Bella idea la de Olivia Sudjic

The convalescent                Gwen John

            Talismán: Dícese del objeto, a veces con figura o inscripción, al que se atribuyen poderes mágicos. Así lo define el diccionario. La escritora Olivia Sudjic nos habla en su ensayo Expuestas de sus libros talismanes. Me llamó la atención; paré de inmediato a considerar la idea; yo también he tenido a lo largo de mi vida libros, y no solo libros, también autores y autoras -estas más abundantes- que han obrado en mí la magia de resucitarme de algún letargo, ya fuera emocional, espiritual o intelectual. Esos letargos que aparecen en la vida de mano de la monotonía cotidiana, las emociones reprimidas, las tristezas no resueltas.

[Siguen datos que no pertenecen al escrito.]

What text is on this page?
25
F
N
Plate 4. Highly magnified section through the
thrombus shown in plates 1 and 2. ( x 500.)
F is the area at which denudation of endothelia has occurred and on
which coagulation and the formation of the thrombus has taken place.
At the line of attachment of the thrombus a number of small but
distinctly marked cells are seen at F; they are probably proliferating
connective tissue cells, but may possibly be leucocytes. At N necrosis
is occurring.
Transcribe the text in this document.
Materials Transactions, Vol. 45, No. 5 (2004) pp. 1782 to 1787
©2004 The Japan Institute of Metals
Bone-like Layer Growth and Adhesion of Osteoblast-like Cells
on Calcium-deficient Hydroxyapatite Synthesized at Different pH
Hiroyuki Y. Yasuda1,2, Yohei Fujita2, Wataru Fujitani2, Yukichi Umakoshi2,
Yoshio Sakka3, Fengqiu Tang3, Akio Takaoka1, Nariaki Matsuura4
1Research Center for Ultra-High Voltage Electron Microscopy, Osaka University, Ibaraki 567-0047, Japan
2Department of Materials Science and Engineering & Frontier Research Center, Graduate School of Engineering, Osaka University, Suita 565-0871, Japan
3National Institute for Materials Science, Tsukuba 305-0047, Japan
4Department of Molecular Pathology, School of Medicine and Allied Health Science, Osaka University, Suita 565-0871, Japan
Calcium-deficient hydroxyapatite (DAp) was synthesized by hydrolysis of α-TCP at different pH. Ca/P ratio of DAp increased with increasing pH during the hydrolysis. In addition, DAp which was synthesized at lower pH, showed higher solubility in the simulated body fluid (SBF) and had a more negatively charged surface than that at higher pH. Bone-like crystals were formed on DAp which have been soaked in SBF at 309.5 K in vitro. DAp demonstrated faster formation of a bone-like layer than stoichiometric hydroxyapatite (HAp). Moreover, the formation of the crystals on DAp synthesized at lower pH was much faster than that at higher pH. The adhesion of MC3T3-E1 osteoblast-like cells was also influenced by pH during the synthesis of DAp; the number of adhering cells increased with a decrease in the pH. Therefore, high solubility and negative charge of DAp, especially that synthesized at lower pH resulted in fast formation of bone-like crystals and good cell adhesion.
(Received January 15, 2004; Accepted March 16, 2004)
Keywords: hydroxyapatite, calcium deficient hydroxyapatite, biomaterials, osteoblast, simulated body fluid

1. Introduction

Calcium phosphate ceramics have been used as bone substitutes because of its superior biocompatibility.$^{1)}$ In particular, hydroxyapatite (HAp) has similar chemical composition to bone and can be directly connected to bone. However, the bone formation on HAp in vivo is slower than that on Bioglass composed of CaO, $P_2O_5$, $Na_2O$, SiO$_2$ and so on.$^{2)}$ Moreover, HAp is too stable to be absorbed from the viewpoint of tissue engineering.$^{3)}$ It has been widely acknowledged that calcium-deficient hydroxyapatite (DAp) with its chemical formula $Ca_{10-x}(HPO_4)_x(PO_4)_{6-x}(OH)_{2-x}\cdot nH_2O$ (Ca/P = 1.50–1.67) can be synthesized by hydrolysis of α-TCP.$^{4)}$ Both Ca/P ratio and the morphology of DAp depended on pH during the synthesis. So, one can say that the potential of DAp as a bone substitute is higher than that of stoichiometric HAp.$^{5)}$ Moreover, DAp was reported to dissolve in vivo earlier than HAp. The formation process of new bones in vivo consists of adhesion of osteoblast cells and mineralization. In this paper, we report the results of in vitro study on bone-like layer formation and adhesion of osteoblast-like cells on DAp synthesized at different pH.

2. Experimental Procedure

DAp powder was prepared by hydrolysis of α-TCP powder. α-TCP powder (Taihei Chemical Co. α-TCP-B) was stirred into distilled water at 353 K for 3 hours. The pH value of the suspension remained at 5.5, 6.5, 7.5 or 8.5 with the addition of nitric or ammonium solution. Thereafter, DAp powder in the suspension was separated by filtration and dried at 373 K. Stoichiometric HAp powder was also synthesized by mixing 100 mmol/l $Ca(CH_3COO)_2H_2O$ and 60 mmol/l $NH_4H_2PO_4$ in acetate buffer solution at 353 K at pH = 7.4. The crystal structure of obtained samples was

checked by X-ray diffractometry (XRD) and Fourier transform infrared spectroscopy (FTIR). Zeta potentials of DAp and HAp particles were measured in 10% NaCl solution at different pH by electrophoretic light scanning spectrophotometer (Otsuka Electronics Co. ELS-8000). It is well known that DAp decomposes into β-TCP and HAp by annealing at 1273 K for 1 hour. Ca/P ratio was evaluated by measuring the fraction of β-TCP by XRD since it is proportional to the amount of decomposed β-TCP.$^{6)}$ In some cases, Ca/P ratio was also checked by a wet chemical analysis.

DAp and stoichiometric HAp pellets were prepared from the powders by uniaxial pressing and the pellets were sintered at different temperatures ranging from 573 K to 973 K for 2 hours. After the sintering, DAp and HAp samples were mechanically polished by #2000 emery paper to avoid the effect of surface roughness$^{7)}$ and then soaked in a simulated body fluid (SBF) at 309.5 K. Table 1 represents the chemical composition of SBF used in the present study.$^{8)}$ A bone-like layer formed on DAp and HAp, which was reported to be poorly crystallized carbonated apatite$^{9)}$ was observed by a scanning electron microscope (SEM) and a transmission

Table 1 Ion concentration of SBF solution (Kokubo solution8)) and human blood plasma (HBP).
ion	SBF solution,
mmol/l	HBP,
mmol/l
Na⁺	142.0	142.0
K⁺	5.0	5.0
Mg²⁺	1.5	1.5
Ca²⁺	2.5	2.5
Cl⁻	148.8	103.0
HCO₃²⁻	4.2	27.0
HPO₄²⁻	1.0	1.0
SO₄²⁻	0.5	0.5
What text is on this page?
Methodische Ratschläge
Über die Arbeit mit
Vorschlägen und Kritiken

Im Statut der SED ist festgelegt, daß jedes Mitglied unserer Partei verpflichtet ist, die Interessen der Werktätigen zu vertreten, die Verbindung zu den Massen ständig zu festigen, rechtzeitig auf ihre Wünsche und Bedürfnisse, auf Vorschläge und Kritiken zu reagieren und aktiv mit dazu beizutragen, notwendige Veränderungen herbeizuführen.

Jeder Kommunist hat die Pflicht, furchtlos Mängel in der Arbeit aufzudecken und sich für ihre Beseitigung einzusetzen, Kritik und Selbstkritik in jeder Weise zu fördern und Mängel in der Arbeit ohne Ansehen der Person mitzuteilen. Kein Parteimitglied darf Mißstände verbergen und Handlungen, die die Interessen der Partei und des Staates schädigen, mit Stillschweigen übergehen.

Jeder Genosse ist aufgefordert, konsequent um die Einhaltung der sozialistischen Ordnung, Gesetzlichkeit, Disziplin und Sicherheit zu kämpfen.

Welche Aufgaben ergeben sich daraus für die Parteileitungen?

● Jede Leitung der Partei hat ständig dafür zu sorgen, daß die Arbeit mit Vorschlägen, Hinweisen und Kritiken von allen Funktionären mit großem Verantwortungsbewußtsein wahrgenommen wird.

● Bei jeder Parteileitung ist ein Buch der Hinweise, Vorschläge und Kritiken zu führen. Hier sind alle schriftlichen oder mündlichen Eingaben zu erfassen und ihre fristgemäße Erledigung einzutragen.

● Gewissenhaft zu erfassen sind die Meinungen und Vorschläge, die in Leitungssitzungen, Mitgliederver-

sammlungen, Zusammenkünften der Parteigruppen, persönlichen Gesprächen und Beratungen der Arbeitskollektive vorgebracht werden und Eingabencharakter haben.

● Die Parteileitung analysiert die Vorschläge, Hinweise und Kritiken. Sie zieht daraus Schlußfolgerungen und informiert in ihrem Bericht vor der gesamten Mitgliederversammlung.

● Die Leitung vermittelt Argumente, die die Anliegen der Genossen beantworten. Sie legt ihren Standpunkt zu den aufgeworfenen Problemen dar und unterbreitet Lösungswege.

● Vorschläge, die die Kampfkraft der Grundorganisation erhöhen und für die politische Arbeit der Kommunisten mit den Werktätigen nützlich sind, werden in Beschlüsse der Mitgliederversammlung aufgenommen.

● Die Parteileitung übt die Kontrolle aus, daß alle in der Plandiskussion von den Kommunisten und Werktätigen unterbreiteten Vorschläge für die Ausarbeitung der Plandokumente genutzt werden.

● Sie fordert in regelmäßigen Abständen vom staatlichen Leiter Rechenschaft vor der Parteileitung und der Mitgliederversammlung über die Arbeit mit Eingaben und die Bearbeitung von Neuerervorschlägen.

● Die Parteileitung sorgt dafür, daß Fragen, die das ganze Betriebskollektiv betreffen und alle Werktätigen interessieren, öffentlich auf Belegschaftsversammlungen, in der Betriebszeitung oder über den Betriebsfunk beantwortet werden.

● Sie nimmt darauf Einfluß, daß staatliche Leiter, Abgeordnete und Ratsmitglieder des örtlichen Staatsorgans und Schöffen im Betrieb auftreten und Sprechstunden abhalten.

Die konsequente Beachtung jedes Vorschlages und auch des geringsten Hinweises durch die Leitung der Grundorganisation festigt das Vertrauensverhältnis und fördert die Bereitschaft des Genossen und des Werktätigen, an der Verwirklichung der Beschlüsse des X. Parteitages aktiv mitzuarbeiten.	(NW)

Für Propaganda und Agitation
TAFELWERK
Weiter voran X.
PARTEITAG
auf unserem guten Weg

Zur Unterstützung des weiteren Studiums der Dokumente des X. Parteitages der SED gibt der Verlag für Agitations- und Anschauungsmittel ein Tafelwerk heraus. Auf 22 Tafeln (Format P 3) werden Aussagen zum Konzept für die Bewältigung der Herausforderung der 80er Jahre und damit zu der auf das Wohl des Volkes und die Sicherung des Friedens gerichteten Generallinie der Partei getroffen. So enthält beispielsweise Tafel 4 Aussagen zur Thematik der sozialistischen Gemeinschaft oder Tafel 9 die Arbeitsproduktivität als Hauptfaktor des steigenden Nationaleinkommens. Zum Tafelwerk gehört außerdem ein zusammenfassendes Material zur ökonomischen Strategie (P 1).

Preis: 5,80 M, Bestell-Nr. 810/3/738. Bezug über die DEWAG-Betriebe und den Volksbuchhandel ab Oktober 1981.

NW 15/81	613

Esos talismanes son hálitos de vida que penetran a través de minúsculos símbolos impresos de la mente de un escribiente remoto en el espacio o el tiempo a la propia mente anhelenta sin saberlo; o conociendo su anhelo pero no identificándolo a priori con lo que le va a seducir de este o aquel texto, que en su lectura se desvela como paliativo o alimento y descubre ese deseo oculto, resucita esa oscuridad para traerla al borde del pozo y que se oree y asolee.
             Un libro talismán cumple la función de resucitador cuando llega en el momento justo, en una curiosa encrucijada espacio-temporal en la que una mano se tiende hacia un título en que la vista se ha quedado prendida. El hecho de asirlo, de voltearlo para leer la breve reseña trasera; la acción de abrirlo, de pie, en la librería, en un momentáneo aislamiento y leer unas pocas palabras, frases, algunos renglones del comienzo, un párrafo de sus páginas intermedias y, por pura disciplina, abstenerse de atisbar en las últimas es ya un acto de fe, de dejarse atraer por ese objeto en el que una intuye que habrá de sumergirse y abstraerse por horas y días para responder a la silenciosa llamada que nos ha hecho, para responder a ese impulso, esa intuición -inteligencia silente y penetrante- que ha llevado la mirada a él substrayéndola de cualquier otro, que ha ordenado a la mano sin su permiso: tómalo.
              Y la vuelta al hogar, o el retiro a esa plaza o parque predilecto, se ejecuta en un estado de emoción confusa, reprimiendo la necesidad de tomar el talismán en plena calle y abrirlo para comenzar a sentir su influjo; bien es sabido que quien sucumbe a esa necesidad puede acabar por dar con su frente en una farola o su pie en un mal apoyo. Después, como si de un regalo se tratara, desenvolvemos las primeras palabras y líneas con ansiedad y sucumbimos a la alegría, el placer de nuestro juguete nuevo, aún sin consciencia plena de que habrá de transmutarse en talismán al cabo de unos párrafos o páginas, pero con la esperanza, oculta a nosotras mismas, de que así ocurra.
             Bella idea la de Olivia Sudjic, real por añadidura, para quienes amamos las palabras, ordenadas en forma de ensayos o novelas, distribuidas para conformar un poema o un drama, extendidas sobre superficies de papel para narrarnos u ordenarnos el mundo, para conformarlo de forma inesperada, para solaz de nuestra vista y oídos, para informarnos, convencernos o sencillamente compartir aquello que un día estuvo en la mente, las emociones, las tripas de un autor, de una autora, de un escribiente y que dejó escapar de sus dedos para que se posaran en un papel o una pantalla de ordenador.